Philippe Mottaz, directeur de la société média Anyscreen, a été rédacteur en
chef du TJ et directeur de l'information à la TSR.
Vous êtes un passionné de TV, regardez-vous le TJ?
Non, j'écoute Forums, sur la Radio suisse romande. Le TJ ne m'informe plus, il a
abandonné toute ambition de jouer un rôle d'importance dans le paysage
médiatique romand. Si c'était de la cuisine, ce serait immangeable. C'est assez
affligeant.
Quel est le problème?
Je crois que, très profondément, la hiérarchie du TJ n'aime pas la télé, ne
comprend pas ce qui en fait la valeur. Dans l'écosystème médiatique actuel,
c'est la spécificité même de la TV qui la distingue: le son, l'image, l'émotion.
J'observe une incapacité à traduire les événements en langage télévisuel. Et je
ne dis pas cela parce que je l'ai dirigé et que j'aurais des regrets.
Vous êtes sûr?
Oui, maintenant je fais d'autres choses, je conseille la télé canadienne,
française et d'autres; tout va bien. Mais c'est que j'aime l'info et que je n'y
trouve plus mon compte sur la TSR.
Alors qu'est-ce qui devrait changer?
Le TJ s'affaiblit parce qu'il ne développe pas une stratégie claire sur l'actualité
en télé aujourd'hui. Les journalistes qui y travaillent n'y trouvent pas un terrain
d'expression cadrée.
A quoi le voyez-vous?
Deux jours après le tsunami, j'ai été choqué. Au journal de midi, la
présentatrice a traité le sujet en quatre minutes, du bout des lèvres. Elle
n'avait pas l'air de mesurer l'importance de ce qui se passait. L'autre soir, lors
des chutes de neige, après une journée folle à Cointrin, pourquoi ne pas être en
direct de l'aéroport? Il y a une incapacité à jouer la carte de l'immédiateté. Une
incapacité au saisissement. Cette tiédeur charrie le plus grand nombre et lime
les talents.
Pourquoi si peu de journalistes ont-ils envie d'aller travailler au 19:30?

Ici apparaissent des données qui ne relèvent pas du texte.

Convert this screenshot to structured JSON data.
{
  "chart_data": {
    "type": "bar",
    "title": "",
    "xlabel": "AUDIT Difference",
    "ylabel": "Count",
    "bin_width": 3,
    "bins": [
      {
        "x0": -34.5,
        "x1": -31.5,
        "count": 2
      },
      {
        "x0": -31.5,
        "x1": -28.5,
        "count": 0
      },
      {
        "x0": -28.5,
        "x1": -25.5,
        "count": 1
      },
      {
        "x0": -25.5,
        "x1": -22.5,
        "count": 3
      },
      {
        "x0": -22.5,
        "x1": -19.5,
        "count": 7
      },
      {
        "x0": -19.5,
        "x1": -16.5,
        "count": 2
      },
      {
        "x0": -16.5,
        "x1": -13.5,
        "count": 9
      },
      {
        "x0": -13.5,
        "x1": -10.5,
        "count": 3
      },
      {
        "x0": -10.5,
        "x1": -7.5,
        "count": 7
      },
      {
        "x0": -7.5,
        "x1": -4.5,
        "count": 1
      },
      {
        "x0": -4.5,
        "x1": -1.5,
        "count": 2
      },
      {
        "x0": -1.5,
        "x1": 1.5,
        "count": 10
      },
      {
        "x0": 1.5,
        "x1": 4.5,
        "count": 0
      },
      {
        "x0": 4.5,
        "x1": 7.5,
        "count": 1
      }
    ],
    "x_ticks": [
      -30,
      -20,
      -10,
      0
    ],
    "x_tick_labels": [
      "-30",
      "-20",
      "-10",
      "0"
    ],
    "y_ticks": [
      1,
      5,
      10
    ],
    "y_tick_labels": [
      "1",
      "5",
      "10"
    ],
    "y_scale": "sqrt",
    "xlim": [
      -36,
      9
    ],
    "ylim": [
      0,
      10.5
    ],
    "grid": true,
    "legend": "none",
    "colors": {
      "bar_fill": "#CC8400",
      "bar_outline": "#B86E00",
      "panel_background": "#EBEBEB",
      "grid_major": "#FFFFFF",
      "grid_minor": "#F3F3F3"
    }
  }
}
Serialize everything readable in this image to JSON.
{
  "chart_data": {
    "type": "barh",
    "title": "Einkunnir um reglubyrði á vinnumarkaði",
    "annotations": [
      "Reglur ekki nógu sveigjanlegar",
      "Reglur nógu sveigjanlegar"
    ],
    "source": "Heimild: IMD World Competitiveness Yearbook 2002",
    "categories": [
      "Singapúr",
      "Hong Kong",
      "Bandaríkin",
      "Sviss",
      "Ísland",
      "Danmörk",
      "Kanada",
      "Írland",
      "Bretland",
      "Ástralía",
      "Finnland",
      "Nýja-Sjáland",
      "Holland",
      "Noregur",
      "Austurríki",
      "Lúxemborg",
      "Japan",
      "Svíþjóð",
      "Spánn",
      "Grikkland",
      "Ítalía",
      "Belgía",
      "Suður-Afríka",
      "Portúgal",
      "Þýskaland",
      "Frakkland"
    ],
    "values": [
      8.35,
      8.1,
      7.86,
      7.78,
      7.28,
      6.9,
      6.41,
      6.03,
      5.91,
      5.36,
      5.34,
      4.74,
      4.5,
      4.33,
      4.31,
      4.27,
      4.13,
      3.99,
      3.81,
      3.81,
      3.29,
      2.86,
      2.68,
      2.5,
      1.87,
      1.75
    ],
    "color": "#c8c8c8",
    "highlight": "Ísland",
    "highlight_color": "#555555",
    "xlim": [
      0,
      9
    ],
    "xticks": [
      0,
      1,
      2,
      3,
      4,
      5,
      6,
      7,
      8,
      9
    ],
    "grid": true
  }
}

Parce que la TSR ne s'est pas construite sur la culture de l'actualité mais sur
les magazines, travailler aux news est toujours perçu un peu comme maudit. Je
pense pour ma part que les news, avec leur exigence de concision dans la
rigueur, appartiennent aux formes nobles de la profession.
Au fond, si le TJ est moins bon, est-ce grave?

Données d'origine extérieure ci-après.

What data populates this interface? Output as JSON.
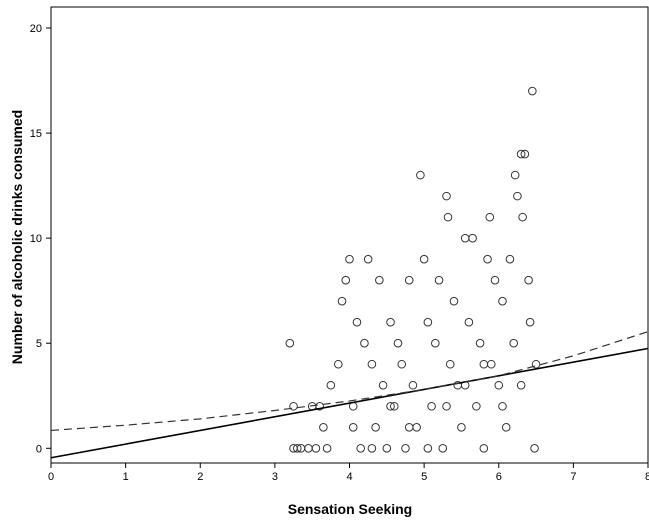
{
  "chart_data": {
    "type": "scatter",
    "title": "",
    "xlabel": "Sensation Seeking",
    "ylabel": "Number of alcoholic drinks consumed",
    "xlim": [
      0,
      8
    ],
    "ylim": [
      -0.7,
      21
    ],
    "x_ticks": [
      "0",
      "1",
      "2",
      "3",
      "4",
      "5",
      "6",
      "7",
      "8"
    ],
    "y_ticks": [
      "0",
      "5",
      "10",
      "15",
      "20"
    ],
    "grid": false,
    "legend": "none",
    "marker_color": "#333333",
    "series": [
      {
        "kind": "points",
        "points": [
          [
            3.2,
            5
          ],
          [
            3.25,
            2
          ],
          [
            3.25,
            0
          ],
          [
            3.3,
            0
          ],
          [
            3.35,
            0
          ],
          [
            3.45,
            0
          ],
          [
            3.5,
            2
          ],
          [
            3.55,
            0
          ],
          [
            3.6,
            2
          ],
          [
            3.65,
            1
          ],
          [
            3.7,
            0
          ],
          [
            3.75,
            3
          ],
          [
            3.85,
            4
          ],
          [
            3.9,
            7
          ],
          [
            3.95,
            8
          ],
          [
            4.0,
            9
          ],
          [
            4.05,
            2
          ],
          [
            4.1,
            6
          ],
          [
            4.15,
            0
          ],
          [
            4.2,
            5
          ],
          [
            4.25,
            9
          ],
          [
            4.3,
            4
          ],
          [
            4.35,
            1
          ],
          [
            4.4,
            8
          ],
          [
            4.45,
            3
          ],
          [
            4.5,
            0
          ],
          [
            4.55,
            6
          ],
          [
            4.6,
            2
          ],
          [
            4.65,
            5
          ],
          [
            4.7,
            4
          ],
          [
            4.75,
            0
          ],
          [
            4.8,
            8
          ],
          [
            4.85,
            3
          ],
          [
            4.9,
            1
          ],
          [
            4.95,
            13
          ],
          [
            5.0,
            9
          ],
          [
            5.05,
            6
          ],
          [
            5.1,
            2
          ],
          [
            5.15,
            5
          ],
          [
            5.2,
            8
          ],
          [
            5.25,
            0
          ],
          [
            5.3,
            12
          ],
          [
            5.32,
            11
          ],
          [
            5.35,
            4
          ],
          [
            5.4,
            7
          ],
          [
            5.45,
            3
          ],
          [
            5.5,
            1
          ],
          [
            5.55,
            10
          ],
          [
            5.6,
            6
          ],
          [
            5.65,
            10
          ],
          [
            5.7,
            2
          ],
          [
            5.75,
            5
          ],
          [
            5.8,
            0
          ],
          [
            5.85,
            9
          ],
          [
            5.88,
            11
          ],
          [
            5.9,
            4
          ],
          [
            5.95,
            8
          ],
          [
            6.0,
            3
          ],
          [
            6.05,
            7
          ],
          [
            6.1,
            1
          ],
          [
            6.15,
            9
          ],
          [
            6.2,
            5
          ],
          [
            6.22,
            13
          ],
          [
            6.25,
            12
          ],
          [
            6.3,
            14
          ],
          [
            6.32,
            11
          ],
          [
            6.35,
            14
          ],
          [
            6.4,
            8
          ],
          [
            6.42,
            6
          ],
          [
            6.45,
            17
          ],
          [
            6.48,
            0
          ],
          [
            6.5,
            4
          ],
          [
            4.05,
            1
          ],
          [
            4.55,
            2
          ],
          [
            5.05,
            0
          ],
          [
            5.55,
            3
          ],
          [
            6.05,
            2
          ],
          [
            4.3,
            0
          ],
          [
            4.8,
            1
          ],
          [
            5.3,
            2
          ],
          [
            5.8,
            4
          ],
          [
            6.3,
            3
          ]
        ]
      },
      {
        "kind": "linear-fit",
        "intercept": -0.45,
        "slope": 0.65,
        "dashed": false
      },
      {
        "kind": "curve-fit",
        "x": [
          0,
          1,
          2,
          3,
          4,
          5,
          6,
          7,
          8
        ],
        "y": [
          0.85,
          1.1,
          1.4,
          1.8,
          2.25,
          2.8,
          3.45,
          4.4,
          5.55
        ],
        "dashed": true
      }
    ]
  }
}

Oui, parce que cet espace de TV avec l'impact qu'il peut avoir n'a plus
l'ambition d'être à la fois le reflet filmé et le projet de la société dont il parle.
Parce qu'aujourd'hui lorsqu'on regarde Le 19:30, ce n'est plus possible de
sentir ce pays battre, ses nouveaux acteurs émerger. Et puis, c'est grave parce
que tout de même, la TSR fonctionne avec de l'argent public et que dans ce
sens, nous tous sommes en droit d'avoir des exigences de qualité.